Free Thinkers don't Support Fundamentalism
A song 'Khachar Bhitor Ochin Pakhi' (An unknown bird in a cage) comes often in our minds and touches our hearts, as we remember our great baul (folk singer) Lalon Shah. For a long time he has been remembered by the people of free thinking Bangladesh. But a few days ago a small number of fanatics made a conspiracy to remove the sculptures of the bauls from the airport intersection roundabout, the work of which was almost complete. It was an unacceptable expression of a group of narrow-minded people. This group has been hindering the development process of our nation since the start of our independence where our so-called caretaker government is also serving their needs willingly and unwillingly as whatever is demanded. Being a responsible citizen and a student of our country, I firmly protest against the confused behaviour of the caretaker government. Now, this government should punish those fundamentalists for being aggressive against our culture and reinstall the sculptures where they were before.
Johny I Costa
Motijheel, Dhaka

In response to the letter 'Unexpected shock' (17 October 2008) I just want to say that it is a misconception about the players who were named for the ICL. It will be wrong if they are said to be traitors. They never said they wouldn't play for the country. So why did BCB create this barrier for them? Even the chief authority of the ICC never said that the ICL is illegal although it is true that the ICC has not given it approval either. And it was the respective cricket boards who have to decide whether or not their cricketers will be able to play for ICL. So my question is what would be wrong if Bangladesh cricket board allowed them to play for the ICL? If BCB allowed them then both Bangladesh cricket and the cricketers will be benefited.
Md. Rakibul Islam
SM Hall
Dhaka University

On 'Ambiguous Spellings'
I totally agree with the author of 'Ambiguous Spellings' (17 October 2008) in the Star Diary section. It is quite a familiar sight to have signboards with wrong spellings throughout our country and nobody really bothers about that! Even the owners of the organisations do not bother about that.

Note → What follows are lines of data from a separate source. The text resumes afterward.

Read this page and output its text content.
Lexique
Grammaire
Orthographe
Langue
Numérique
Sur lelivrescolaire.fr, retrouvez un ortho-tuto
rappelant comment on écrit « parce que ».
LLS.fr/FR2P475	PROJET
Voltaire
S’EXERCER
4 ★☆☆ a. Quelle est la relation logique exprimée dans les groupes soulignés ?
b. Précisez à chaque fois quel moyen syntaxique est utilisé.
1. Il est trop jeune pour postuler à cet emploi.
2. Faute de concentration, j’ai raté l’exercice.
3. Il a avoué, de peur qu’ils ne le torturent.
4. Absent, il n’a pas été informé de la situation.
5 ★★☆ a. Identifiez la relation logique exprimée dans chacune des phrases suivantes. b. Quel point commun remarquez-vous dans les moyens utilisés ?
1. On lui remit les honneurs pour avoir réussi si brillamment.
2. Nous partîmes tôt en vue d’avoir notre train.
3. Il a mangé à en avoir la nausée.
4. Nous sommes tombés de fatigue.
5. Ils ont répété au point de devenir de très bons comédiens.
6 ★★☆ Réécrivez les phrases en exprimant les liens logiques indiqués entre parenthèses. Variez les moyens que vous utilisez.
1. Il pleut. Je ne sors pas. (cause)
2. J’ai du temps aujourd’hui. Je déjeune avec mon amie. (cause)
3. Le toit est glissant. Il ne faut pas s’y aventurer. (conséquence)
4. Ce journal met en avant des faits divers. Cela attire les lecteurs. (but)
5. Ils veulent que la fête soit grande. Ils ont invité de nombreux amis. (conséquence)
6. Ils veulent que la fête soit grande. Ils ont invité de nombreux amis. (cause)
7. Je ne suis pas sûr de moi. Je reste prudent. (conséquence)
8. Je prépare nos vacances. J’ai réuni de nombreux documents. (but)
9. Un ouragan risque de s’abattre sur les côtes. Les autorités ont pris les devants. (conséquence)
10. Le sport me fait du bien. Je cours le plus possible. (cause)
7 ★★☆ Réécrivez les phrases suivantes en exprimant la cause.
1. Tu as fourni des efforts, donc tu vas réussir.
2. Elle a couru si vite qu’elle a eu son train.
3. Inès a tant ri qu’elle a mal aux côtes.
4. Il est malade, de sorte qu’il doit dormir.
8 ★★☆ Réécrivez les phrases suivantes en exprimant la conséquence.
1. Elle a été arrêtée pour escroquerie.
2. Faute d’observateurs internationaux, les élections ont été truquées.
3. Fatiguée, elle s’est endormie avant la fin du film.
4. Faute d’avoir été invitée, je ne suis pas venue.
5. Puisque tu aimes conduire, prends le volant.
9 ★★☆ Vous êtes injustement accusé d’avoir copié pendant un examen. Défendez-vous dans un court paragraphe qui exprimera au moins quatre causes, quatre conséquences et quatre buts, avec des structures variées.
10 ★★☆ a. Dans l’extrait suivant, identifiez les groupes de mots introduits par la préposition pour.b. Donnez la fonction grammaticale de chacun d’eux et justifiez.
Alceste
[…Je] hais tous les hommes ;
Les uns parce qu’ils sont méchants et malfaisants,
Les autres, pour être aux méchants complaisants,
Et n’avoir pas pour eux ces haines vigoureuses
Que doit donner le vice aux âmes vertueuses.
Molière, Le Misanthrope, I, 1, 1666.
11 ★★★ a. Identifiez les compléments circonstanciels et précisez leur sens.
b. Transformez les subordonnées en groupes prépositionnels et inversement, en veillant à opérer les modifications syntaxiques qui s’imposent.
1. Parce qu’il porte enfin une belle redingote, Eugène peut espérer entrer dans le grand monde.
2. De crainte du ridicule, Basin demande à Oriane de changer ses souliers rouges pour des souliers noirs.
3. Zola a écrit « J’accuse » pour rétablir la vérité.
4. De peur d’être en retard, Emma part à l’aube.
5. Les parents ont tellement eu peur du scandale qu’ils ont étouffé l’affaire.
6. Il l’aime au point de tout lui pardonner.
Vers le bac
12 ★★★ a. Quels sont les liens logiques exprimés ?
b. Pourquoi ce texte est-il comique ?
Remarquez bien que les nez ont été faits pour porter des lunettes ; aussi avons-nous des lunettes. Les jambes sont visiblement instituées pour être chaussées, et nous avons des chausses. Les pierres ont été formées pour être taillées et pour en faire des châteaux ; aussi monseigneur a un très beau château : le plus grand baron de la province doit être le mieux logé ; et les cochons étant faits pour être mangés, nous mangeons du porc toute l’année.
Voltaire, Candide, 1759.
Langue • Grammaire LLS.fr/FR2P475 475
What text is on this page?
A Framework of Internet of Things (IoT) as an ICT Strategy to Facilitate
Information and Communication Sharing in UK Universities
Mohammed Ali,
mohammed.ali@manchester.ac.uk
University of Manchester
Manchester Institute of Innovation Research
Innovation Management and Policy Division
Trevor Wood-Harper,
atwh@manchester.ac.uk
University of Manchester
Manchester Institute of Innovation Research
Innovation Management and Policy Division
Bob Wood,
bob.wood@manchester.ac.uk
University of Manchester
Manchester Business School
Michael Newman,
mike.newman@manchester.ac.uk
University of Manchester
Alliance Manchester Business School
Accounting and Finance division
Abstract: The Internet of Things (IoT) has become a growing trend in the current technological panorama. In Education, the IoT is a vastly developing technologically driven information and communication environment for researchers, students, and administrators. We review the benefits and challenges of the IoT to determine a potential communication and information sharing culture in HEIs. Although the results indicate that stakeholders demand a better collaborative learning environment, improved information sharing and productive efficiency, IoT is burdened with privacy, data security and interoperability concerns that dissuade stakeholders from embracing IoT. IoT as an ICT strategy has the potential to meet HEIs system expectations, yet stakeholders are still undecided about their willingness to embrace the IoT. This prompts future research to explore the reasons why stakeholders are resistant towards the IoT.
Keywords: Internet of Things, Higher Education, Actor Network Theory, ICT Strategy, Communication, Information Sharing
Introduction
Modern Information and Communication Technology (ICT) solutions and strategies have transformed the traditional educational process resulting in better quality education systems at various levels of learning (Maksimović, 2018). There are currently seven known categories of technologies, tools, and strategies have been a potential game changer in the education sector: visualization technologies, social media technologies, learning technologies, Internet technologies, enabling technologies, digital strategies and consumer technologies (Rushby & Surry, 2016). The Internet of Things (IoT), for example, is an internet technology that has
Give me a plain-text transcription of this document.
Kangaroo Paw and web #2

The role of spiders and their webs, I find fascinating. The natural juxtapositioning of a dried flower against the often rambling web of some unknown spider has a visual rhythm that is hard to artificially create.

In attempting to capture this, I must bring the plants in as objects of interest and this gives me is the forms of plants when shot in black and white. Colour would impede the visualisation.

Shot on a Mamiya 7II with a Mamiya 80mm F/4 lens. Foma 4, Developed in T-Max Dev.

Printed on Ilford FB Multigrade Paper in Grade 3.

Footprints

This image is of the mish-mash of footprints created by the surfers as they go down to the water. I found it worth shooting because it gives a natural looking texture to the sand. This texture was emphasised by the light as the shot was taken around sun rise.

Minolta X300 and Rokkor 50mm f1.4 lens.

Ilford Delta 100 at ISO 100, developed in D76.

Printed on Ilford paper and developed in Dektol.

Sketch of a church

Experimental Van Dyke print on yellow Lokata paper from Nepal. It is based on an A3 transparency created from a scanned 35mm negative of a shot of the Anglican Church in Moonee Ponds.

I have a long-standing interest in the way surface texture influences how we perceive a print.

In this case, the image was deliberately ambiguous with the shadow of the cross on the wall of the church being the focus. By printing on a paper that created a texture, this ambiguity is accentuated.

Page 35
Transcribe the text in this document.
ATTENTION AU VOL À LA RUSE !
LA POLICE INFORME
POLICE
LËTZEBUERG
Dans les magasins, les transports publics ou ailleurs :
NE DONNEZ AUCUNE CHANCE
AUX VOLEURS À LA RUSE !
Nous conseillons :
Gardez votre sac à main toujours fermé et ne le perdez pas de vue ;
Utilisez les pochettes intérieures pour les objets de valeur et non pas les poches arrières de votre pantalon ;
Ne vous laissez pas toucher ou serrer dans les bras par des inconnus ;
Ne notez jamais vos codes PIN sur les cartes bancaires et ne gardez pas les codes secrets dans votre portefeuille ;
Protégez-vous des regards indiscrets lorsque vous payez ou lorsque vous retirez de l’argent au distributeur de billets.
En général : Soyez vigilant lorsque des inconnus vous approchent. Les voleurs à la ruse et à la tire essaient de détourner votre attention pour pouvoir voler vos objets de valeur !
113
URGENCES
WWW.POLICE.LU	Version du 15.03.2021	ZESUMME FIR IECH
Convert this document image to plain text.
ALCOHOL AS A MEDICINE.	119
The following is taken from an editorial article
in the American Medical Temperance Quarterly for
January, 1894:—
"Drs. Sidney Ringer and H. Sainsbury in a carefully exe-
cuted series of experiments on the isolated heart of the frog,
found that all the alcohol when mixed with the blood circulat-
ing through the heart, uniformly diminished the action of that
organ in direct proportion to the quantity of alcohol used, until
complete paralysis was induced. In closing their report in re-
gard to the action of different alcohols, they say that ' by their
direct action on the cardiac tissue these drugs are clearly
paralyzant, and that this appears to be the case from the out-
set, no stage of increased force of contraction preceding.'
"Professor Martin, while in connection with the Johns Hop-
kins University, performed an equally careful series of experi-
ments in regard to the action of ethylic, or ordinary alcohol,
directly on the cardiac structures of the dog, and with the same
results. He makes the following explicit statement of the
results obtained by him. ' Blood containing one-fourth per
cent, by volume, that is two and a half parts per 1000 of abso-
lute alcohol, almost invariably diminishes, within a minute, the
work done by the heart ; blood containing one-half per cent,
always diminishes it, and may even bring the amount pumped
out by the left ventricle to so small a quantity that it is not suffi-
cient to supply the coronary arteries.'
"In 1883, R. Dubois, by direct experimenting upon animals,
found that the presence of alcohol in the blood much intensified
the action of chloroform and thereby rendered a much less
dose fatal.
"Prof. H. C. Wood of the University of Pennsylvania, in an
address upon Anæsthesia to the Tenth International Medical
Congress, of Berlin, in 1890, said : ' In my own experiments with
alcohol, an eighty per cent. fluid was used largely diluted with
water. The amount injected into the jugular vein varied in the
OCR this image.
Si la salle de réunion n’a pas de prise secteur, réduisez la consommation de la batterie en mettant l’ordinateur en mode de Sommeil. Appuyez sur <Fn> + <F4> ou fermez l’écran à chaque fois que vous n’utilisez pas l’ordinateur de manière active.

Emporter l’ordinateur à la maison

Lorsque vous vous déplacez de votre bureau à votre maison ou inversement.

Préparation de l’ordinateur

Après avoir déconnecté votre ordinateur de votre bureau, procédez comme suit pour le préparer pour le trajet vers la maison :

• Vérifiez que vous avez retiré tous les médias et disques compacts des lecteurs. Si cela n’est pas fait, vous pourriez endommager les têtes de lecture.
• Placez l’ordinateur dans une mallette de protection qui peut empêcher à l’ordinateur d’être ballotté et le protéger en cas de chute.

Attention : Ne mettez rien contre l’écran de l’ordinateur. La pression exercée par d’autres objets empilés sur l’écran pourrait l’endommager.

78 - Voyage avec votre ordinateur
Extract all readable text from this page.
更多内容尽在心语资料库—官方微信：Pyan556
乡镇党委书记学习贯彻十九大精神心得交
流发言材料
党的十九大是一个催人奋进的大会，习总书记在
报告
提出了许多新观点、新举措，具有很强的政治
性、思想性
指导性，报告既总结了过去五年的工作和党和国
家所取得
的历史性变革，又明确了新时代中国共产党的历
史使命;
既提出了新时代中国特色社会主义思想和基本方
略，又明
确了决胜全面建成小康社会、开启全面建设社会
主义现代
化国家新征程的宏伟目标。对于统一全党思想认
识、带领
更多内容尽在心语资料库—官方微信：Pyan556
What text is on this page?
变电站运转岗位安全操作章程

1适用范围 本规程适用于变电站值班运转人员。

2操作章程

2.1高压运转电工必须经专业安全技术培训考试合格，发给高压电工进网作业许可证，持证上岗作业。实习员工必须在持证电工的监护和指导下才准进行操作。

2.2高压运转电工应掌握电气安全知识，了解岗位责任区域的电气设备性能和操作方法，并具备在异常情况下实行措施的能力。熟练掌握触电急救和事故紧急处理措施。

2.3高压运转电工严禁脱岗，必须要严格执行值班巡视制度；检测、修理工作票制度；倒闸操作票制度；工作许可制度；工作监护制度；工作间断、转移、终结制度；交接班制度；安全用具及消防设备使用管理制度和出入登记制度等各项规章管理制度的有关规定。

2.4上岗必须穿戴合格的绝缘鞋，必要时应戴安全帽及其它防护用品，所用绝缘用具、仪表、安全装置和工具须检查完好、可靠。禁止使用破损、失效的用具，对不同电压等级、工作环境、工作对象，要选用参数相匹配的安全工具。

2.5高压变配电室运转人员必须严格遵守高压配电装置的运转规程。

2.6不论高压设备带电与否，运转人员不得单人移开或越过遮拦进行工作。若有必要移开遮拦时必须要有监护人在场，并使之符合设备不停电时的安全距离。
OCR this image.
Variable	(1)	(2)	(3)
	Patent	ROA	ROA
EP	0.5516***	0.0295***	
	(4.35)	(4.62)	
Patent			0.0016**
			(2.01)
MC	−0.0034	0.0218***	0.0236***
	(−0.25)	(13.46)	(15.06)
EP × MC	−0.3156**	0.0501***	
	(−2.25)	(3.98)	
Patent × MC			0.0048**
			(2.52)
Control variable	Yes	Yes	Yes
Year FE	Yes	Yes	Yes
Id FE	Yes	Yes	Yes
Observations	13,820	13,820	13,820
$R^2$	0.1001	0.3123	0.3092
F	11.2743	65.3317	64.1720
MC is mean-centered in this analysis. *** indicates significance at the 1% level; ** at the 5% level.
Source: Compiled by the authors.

A few days earlier I saw a nameplate of a salon, which stated 'Freshwash' instead of 'Facewash'. Though it was a very small salon which does not attract that many people but when comparatively bigger institutions make such mistakes it really hurts and it projects where our actual literacy and consciousness level is! I want to thank the author for her piece.
Mazed Bin Md. Yusuf Bhuiyan
Dept. of Business Administration
East West University

In last week's obituary on the head of the Mong, Raja Paihala Prue Chowdhury, 'An Honest Life Lost' (November 7, 2008) we inadvertently dropped the name of the author of the article, Jasim Majumder. We regret the error.